Efficient global optimization techniques are available for power-law models [1, 28–30], either in S-system form or in Generalized Mass Action (GMA) form (for a review see ). In the case of S-system models, a simple logarithmic transformation brings the model to a linear form . In the case of GMA models, the problem can be efficiently solved using branch-and-bound [28, 32] and outer-approximation techniques [29, 30].
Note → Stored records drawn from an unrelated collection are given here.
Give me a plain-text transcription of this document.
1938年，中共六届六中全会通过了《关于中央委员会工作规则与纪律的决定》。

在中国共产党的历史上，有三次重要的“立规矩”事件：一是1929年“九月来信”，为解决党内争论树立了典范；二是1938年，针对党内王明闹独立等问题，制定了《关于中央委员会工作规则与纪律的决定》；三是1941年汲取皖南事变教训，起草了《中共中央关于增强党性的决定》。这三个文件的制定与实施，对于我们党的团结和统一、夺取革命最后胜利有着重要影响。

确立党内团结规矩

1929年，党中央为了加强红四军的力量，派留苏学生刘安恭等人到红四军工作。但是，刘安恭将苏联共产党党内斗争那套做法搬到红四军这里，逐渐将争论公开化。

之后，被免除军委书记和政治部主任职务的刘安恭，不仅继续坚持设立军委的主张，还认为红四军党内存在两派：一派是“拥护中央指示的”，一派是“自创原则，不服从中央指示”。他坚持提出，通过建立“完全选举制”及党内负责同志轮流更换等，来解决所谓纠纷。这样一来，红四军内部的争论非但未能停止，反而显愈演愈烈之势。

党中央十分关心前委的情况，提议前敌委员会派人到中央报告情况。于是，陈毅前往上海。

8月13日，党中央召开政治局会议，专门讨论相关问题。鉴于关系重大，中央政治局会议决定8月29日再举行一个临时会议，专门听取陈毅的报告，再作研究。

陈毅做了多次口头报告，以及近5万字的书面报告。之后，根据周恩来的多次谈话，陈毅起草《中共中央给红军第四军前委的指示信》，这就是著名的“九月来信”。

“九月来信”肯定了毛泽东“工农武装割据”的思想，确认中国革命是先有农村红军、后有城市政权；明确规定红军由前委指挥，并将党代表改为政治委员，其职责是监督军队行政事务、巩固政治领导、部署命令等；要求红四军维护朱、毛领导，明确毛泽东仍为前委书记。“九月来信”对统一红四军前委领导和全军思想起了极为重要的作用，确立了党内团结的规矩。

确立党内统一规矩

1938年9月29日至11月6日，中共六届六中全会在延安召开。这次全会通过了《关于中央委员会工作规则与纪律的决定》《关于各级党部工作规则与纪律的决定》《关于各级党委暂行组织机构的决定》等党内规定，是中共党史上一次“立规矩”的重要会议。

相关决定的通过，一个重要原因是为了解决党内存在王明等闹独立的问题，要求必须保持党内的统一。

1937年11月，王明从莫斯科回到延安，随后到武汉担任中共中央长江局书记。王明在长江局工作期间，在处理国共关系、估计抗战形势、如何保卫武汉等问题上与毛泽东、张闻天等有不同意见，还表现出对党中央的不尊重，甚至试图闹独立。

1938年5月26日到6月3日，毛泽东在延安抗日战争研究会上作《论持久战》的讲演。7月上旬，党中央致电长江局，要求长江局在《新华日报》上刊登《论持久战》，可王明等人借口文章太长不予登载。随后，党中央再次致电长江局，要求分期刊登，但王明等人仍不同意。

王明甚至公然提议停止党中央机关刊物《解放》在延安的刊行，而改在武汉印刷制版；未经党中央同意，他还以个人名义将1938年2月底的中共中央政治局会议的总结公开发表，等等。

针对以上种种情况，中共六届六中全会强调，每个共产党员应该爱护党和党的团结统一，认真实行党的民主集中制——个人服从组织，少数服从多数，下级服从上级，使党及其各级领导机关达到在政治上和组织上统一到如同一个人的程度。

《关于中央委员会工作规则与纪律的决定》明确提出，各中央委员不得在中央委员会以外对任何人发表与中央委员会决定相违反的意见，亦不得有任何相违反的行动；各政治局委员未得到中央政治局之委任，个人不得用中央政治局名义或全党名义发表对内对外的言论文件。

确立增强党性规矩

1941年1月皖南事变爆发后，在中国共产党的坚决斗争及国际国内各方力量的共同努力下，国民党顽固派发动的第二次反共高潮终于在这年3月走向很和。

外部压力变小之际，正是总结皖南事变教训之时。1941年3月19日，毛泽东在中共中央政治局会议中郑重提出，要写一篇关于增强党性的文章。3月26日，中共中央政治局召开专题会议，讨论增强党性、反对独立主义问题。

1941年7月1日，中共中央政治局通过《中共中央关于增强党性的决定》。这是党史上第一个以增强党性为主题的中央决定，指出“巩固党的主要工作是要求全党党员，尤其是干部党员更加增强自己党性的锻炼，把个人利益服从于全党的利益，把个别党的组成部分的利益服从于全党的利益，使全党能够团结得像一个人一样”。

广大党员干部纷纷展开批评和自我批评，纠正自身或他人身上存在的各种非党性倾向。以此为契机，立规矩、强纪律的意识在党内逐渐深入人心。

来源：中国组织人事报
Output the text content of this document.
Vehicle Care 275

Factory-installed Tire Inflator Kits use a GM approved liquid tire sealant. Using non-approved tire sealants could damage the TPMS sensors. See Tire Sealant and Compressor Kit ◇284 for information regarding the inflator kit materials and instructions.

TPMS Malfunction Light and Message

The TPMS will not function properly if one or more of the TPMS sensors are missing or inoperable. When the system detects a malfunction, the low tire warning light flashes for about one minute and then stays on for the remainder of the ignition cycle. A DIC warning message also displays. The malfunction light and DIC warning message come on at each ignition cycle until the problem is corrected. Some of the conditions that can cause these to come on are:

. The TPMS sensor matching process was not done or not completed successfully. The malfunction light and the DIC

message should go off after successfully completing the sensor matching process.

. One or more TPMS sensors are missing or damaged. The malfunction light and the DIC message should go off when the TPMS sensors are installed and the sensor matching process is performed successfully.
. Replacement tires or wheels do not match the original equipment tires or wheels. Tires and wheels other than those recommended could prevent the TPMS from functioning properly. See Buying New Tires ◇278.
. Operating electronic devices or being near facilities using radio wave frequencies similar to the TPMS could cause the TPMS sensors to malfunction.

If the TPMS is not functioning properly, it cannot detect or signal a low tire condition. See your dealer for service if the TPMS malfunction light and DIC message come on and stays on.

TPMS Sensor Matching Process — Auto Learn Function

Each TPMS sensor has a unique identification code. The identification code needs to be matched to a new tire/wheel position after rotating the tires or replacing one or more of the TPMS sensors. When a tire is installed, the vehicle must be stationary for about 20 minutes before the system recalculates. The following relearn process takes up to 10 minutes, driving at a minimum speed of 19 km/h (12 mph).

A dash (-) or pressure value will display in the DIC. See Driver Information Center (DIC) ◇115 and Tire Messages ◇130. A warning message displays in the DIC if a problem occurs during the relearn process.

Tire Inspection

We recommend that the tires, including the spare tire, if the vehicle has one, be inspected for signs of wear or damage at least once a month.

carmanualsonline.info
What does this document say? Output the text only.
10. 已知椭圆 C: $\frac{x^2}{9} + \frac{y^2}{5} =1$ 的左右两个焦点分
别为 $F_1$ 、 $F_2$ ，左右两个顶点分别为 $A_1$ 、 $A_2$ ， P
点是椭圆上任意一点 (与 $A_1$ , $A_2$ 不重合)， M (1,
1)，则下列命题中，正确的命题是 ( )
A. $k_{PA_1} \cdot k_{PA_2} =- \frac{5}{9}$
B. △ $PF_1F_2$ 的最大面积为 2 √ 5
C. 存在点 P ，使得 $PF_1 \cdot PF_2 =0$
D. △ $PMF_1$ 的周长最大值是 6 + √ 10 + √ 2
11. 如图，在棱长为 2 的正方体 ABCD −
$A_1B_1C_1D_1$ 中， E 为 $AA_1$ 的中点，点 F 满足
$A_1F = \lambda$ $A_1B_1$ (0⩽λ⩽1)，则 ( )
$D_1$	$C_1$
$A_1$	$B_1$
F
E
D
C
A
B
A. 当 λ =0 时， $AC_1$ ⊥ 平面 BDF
The usefulness of the global optimization techniques developed for GMA models has been shown in the analysis of the adaptive response of yeast to heat shock [29, 33]. In essence, starting with a GMA model and considering a set of constraints on flux and metabolite values, we can obtain: (i) The pattern of enzyme activities that maximizes a given objective, (ii) The region of feasible changes in enzyme activities so that the model fulfills a set of constraints on fluxes, metabolites, maximum allowable change in activity, etc., and (iii) A heat map of how the objective function changes within the feasible region. These results share some similarities with those produced with stoichiometric models, but incorporate many additional features.
Based on ideas similar to those that led to the development of the power-law formalism, Sorribas et al.  proposed a new Saturable and Cooperative (SC) formalism, that extends the power-law representation to include cooperativity and saturation. Although models built using this new formalism loses some of the simplicity inherent to the analysis of S-systems and GMA models, they tend to be accurate over a wider range of conditions than both the S-System and GMA representations . Thus, it is important to enlarge the scope of global optimization methods developed for power-law models in order to deal with the SC formalism and analyze under which situations the later models behave better than the former.
Optimization of SC models faces a number of practical problems common to kinetic non-linear models [34, 35]. To sidestep these problems, and in order to be able to use global optimization methods developed for power-law models, we will use a technique called recasting. Recasting permits the exact transformation of a continuous non-linear model with an arbitrary form into a canonical GMA model [36, 37]. This transformation is typically performed by increasing the number of variables of the original model. Through this technique, arbitrary non-linear models can be represented using a canonical form such as GMA or S-system that can be used for simulation and optimization purposes, which opens the door for effectively extending the optimization and feasibility analysis originally devised for GMA models to other detailed kinetic models.
In this paper, and as a first step to define a framework for optimization of non-linear models with arbitrary form and extend FBA and related approaches to detailed kinetic models, we shall show the practical utility of recasting SC models into GMA models for optimization purposes. This technique is similar to the symbolic reformulation algorithm proposed by Smith and Pantelides . Our method, however, focuses on obtaining a power-law representation that greatly facilitates global optimization, instead of continuing with the recasting until converting the model to a standard form containing linear constraints and a set of nonlinearities corresponding to bilinear product, linear fractional, simple exponentiation and univariate function terms. After recasting the model to the canonical form, we can apply any of the optimization strategies we have presented for GMA models [29, 32] to obtain the global optimum of the original SC problem.